Judge: Public defender system overloaded

Another hearing scheduled to find a solution

Cole County Circuit Judge Pat Joyce is shown presiding in the courtroom in this March 14, 2016 file photo.
Cole County Circuit Judge Pat Joyce is shown presiding in the courtroom in this March 14, 2016 file photo.

The caseload for the Cole County Public Defenders Office is at a point where something needs to be done to make sure clients are given adequate representation, Cole County Presiding Judge Pat Joyce said Tuesday.

How to remedy the matter is yet to be determined.

Joyce made her finding Tuesday after a motion was filed by lead public defender Justin Carver, asking the judge to appoint an outside attorney in the case of Quntien Williams, a Jefferson City man charged with one count of second-degree domestic assault in July.

Carver's area covers Cole, Miller and Moniteau counties. Attorneys within the district are "overburdened with cases," he testified.

Carver said several options could be considered under state law, including bringing in lawyers outside of the public defender system. He noted the state of Missouri employs a significant number of lawyers, such as those who work for the various departments, agencies and legislative research. Carver also suggested the court could appoint a private attorney, which he said has happened in a few cases already in Cole County.

Now that Joyce has made her decision, Cole County Prosecutor Mark Richardson said another hearing must be held, as required by law, to allow his office to give their responses for what should be done.

Carver had objected to Richardson being allowed to be in the hearing, believing he would have an unfair influence on choices of legal representation. But Joyce overruled the objection, and Richardson cited a state statute which he said required his office to be involved in the process.

Missouri's public defender system began in 1972 as the state's response to a 1965 U.S. Supreme Court ruling that found the federal Constitution's 6th Amendment right to counsel includes poor people who can't pay for their own attorney.

In Missouri, the public defender's office is appointed to a criminal case only when there's a possibility of a jail or prison sentence and the defendant can't afford to hire a lawyer. Historically, the system's attorneys have had a large caseload and constant turnover.

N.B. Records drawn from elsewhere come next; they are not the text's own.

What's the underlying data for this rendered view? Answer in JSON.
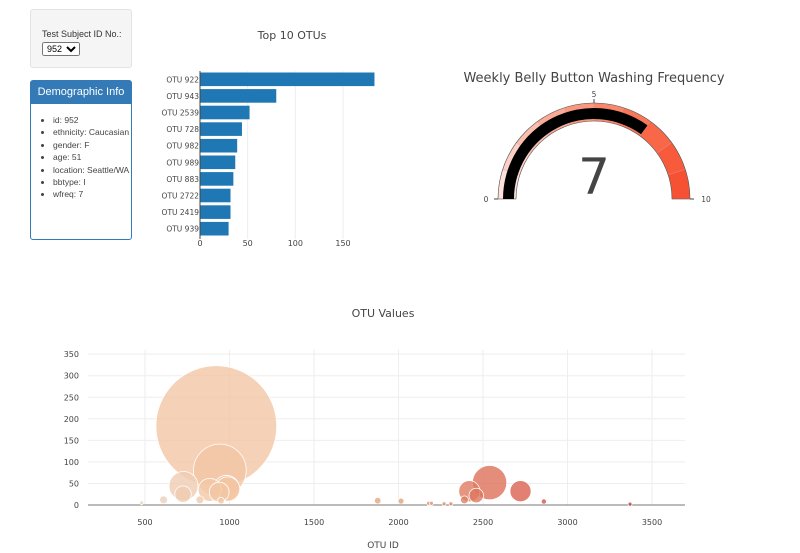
{
  "selector": {
    "label": "Test Subject ID No.:",
    "selected": "952"
  },
  "demographic": {
    "title": "Demographic Info",
    "items": [
      "id: 952",
      "ethnicity: Caucasian",
      "gender: F",
      "age: 51",
      "location: Seattle/WA",
      "bbtype: I",
      "wfreq: 7"
    ]
  },
  "colors": {
    "bar": "#1f77b4",
    "panel": "#337ab7",
    "gauge_needle": "#000000"
  },
  "chart_data": [
    {
      "type": "bar",
      "orientation": "horizontal",
      "title": "Top 10 OTUs",
      "categories": [
        "OTU 922",
        "OTU 943",
        "OTU 2539",
        "OTU 728",
        "OTU 982",
        "OTU 989",
        "OTU 883",
        "OTU 2722",
        "OTU 2419",
        "OTU 939"
      ],
      "values": [
        183,
        80,
        52,
        44,
        39,
        37,
        35,
        32,
        32,
        30
      ],
      "xticks": [
        0,
        50,
        100,
        150
      ],
      "xlim": [
        0,
        190
      ],
      "grid": true
    },
    {
      "type": "gauge",
      "title": "Weekly Belly Button Washing Frequency",
      "value": 7,
      "range": [
        0,
        10
      ],
      "ticks": [
        0,
        5,
        10
      ],
      "steps": [
        {
          "range": [
            0,
            1
          ],
          "color": "#fde2dc"
        },
        {
          "range": [
            1,
            2
          ],
          "color": "#fcd0c4"
        },
        {
          "range": [
            2,
            3
          ],
          "color": "#fbbdac"
        },
        {
          "range": [
            3,
            4
          ],
          "color": "#fbaa95"
        },
        {
          "range": [
            4,
            5
          ],
          "color": "#fa987f"
        },
        {
          "range": [
            5,
            6
          ],
          "color": "#f98769"
        },
        {
          "range": [
            6,
            7
          ],
          "color": "#f97756"
        },
        {
          "range": [
            7,
            8
          ],
          "color": "#f86848"
        },
        {
          "range": [
            8,
            9
          ],
          "color": "#f75b3c"
        },
        {
          "range": [
            9,
            10
          ],
          "color": "#f65132"
        }
      ]
    },
    {
      "type": "scatter",
      "subtype": "bubble",
      "title": "OTU Values",
      "xlabel": "OTU ID",
      "ylabel": "",
      "xlim": [
        230,
        3700
      ],
      "ylim": [
        0,
        360
      ],
      "xticks": [
        500,
        1000,
        1500,
        2000,
        2500,
        3000,
        3500
      ],
      "yticks": [
        0,
        50,
        100,
        150,
        200,
        250,
        300,
        350
      ],
      "grid": true,
      "points": [
        [
          922,
          183
        ],
        [
          943,
          80
        ],
        [
          2539,
          52
        ],
        [
          728,
          44
        ],
        [
          982,
          39
        ],
        [
          989,
          37
        ],
        [
          883,
          35
        ],
        [
          2722,
          32
        ],
        [
          2419,
          32
        ],
        [
          939,
          30
        ],
        [
          725,
          25
        ],
        [
          2460,
          22
        ],
        [
          610,
          12
        ],
        [
          825,
          12
        ],
        [
          2390,
          12
        ],
        [
          950,
          10
        ],
        [
          1877,
          10
        ],
        [
          2015,
          9
        ],
        [
          2860,
          8
        ],
        [
          480,
          5
        ],
        [
          2178,
          4
        ],
        [
          2195,
          4
        ],
        [
          2270,
          3
        ],
        [
          2310,
          3
        ],
        [
          3370,
          2
        ]
      ]
    }
  ]
}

The majority of Tuesday's 1-hour hearing had Carver and Michael Barrett, director of the Missouri State Public Defender System, testifying about the high caseload not only in Cole County, but throughout the state.

Using a formula based on a caseload study done in 2014, Barrett said, it was found at that time they needed another 270 public defenders across the state to give competent defense to clients.

"Using that same formula on our current caseload, we'd need 300 additional defenders," Barrett said. "Right now, we have 370 defenders, but we have a 25 percent turnover rate. In the Jefferson City office, we are 220 percent over capacity, which is about what most of the 33 offices in the state are at. We have three offices at 300 percent, and the best office is probably St. Louis City at 160 percent."

Barrett said he gave Carver permission to ask for relief and has also granted the heads of public defender offices in Kansas City, Harrisonville, Rolla and Chillicothe to do so.

Carver, who came to the Jefferson City office at the end of 2014, said at the end of 2016 his junior lawyers came to him and said they'd quit if something wasn't done about the caseload. He said he agreed, and since then, they have been making more motions asking outside council be appointed.

"We lost five lawyers last year," he said. "I'm supposed to have seven, and we're up to six now. But we still have an opening because one of my staff is out on military leave and won't be back until next summer. I'm also supposed to have an investigator, but that person is also out on a leave of absence so the other lawyers and our support staff are trying to fill in as best as they can."

In Miller County, Carver said, he has continually filed motions to have other attorneys take cases, but the judges there have consistently ruled against those motions. Therefore, he is taking those cases, which he estimated as totaling 220 as of Tuesday.

"I can't give competent representation with that caseload," he told Joyce. "I have no time to go to the jail to talk with clients. They deserve a thorough representation."

Tuesday's hearing comes in the wake of a Missouri Supreme Court decision earlier this year to punish a public defender. The court decided to put Karl Hinkebein's law license on probation for a year due to his lack of communication with several clients over several years.

In Boone County, Presiding Judge Kevin Crane ordered private attorneys to take cases the public defender would otherwise handle. Public defenders there requested judges stop appointing them to cases due to fears of disbarment.